Federal Reserve Chairman Alan Greenspan said on Thursday the U.S. economy is still at risk of weakening more than anticipated, but added the aggressive interest rates cuts the Fed has already made this year should offer the economy "substantial" support by year end.
"This period of sub-par economic growth is not yet over, and we are not free of the risk that economic weakness will be greater than currently anticipated, requiring further policy response," Greenspan said in a speech to the Economic Club of New York.
"We also need to be aware that our front-loaded policy actions this year should be providing substantial support for a strengthening of economic activity later this year," he said.
The Fed has slashed rates five times this year by a total of 2-1/2 percentage points to lows not seen since 1994.
Reaction in Asian markets after the speech was released was muted but the dollar softened slightly versus the yen.
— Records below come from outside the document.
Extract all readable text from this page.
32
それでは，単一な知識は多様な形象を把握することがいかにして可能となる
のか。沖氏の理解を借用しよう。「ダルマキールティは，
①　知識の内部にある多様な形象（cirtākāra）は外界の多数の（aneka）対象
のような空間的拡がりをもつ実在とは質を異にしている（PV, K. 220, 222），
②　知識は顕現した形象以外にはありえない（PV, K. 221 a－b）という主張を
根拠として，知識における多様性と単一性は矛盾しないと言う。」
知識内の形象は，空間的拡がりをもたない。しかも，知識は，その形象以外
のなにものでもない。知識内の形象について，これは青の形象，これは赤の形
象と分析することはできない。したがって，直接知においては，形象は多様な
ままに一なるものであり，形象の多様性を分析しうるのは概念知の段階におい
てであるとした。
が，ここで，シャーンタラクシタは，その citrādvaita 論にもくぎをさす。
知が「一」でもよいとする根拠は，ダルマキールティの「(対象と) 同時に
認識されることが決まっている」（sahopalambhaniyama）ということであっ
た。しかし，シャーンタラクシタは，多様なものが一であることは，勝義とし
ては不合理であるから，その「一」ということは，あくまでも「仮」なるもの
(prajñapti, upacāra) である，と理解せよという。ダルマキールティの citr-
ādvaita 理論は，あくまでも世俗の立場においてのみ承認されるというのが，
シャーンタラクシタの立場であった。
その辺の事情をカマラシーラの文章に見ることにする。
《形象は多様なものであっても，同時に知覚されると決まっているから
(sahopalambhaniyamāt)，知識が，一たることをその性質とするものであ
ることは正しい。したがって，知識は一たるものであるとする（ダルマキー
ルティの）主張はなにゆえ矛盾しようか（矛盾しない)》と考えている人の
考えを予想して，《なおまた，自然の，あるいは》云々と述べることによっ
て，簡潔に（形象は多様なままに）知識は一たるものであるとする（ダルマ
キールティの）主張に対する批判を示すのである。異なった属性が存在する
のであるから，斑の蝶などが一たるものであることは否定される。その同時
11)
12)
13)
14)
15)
Greenspan cautioned that consumer spending, while currently soft but not "unduly" so, could weaken over the next few quarters because of declines in personal wealth.
"There are also downside risks to consumer spending over the next few quarters," he said. "We can expect the decline in wealth that has occurred over the past year to restrain household spending relative to the growth of income, just as the previous increase gave an extra boost to household demand."
"Furthermore, most survey measure suggest consumer sentiment, while having stabilized recently, remains fragile."
Greenspan stressed that inflation was under control and that he expected it to remain so in the near future, suggesting the Fed has room to lower rates without risking a flare-up in price pressures.
"The lack of pricing power reported overwhelmingly by business people underscores an absence of inflationary zest," he said. "With energy inflation probably peaking and the easing of tightness in labor markets expected to damp wage increases, prices seem likely to be contained."